To reinforce this idea, this week (like every week), I will have a carrier come to our office. They will give me a formal presentation and present the numbers. I will think:

  • What makes your firm different than the others?
  • Do you know how my agents are working with your website? (What is their dropoff rate or conversion rate?)
  • Are you testing different front ends to improve these metrics?
  • How are you helping my agents use digital tools?
  • Do you understand the end customer so you can help me grow?

The winning carriers get it and already are moving in this direction.

3. Advanced Data, Machine Learning and Amazon Web Services Are Here—and They Are Game-Changers

When IBM’s Deep Blue computer beat the world chess champion, machine learning got my attention. When a machine-learning app won in Go with its millions of strategic options, I was very interested. But when you delve into how machine learning is being used across every industry, it’s inspiring.

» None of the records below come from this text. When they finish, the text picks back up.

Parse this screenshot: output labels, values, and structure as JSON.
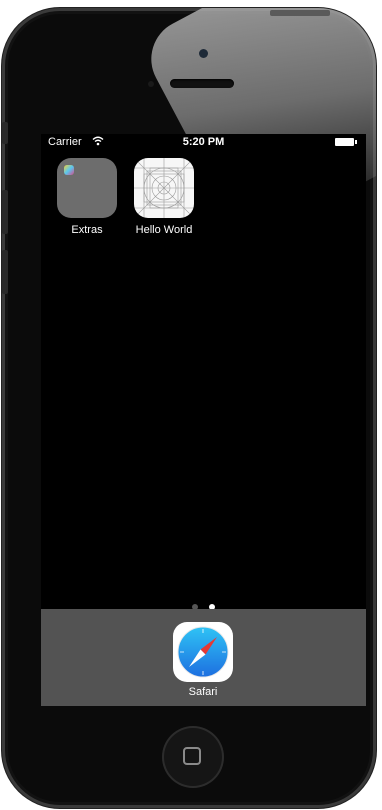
{
  "status_bar": {
    "carrier": "Carrier",
    "time": "5:20 PM"
  },
  "apps": [
    {
      "label": "Extras",
      "icon": "folder-icon"
    },
    {
      "label": "Hello World",
      "icon": "app-grid-template-icon"
    }
  ],
  "page_indicator": {
    "pages": 2,
    "current": 2
  },
  "dock": {
    "apps": [
      {
        "label": "Safari",
        "icon": "compass-icon"
      }
    ]
  },
  "colors": {
    "screen": "#000000",
    "dock": "#535353",
    "safari_blue": "#1e88e5",
    "needle_red": "#e53935"
  }
}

We see restocking algorithms that not only reorder when inventories are running low, they evaluate weather patterns and the entire value chain to automatically order supplies in real time. There are trading models that have replaced the best statisticians at the largest hedge funds in the world, and machine learning models help financial advisers give the best advice, even as the markets and the client’s risk portfolio change.

In insurance, the applications are almost limitless. Chatbots guide agents and customers through applications. Voice transcription and AI models improve the quality of any conversation. Machine learning models evaluate the riskiness of a portfolio in real time. Optical Character Recognition and crawlers with matching algorithms streamline document processing.

In our view, every element of the insurance business system will be affected by machine learning over the next five years.

The use of external data sources and computer power and software architecture offered by Amazon Web Services will amplify this impact. For example, at Insureon, we can now run our machine learning models in real time with our agency management system, run functional testing every two minutes to make sure every one of our 250 micro-services cells are working properly and release 50-100 improvements to the system every night at 8 p.m. None of this would have been possible even five years ago.

Again, we do not believe InsurTech will fundamentally disrupt the industry. But we do believe that every day the latest technology, data and machine learning techniques have the opportunity to make our firm better. The winning carriers will do this in ways that we can’t even imagine, and that is the power of InsurTech.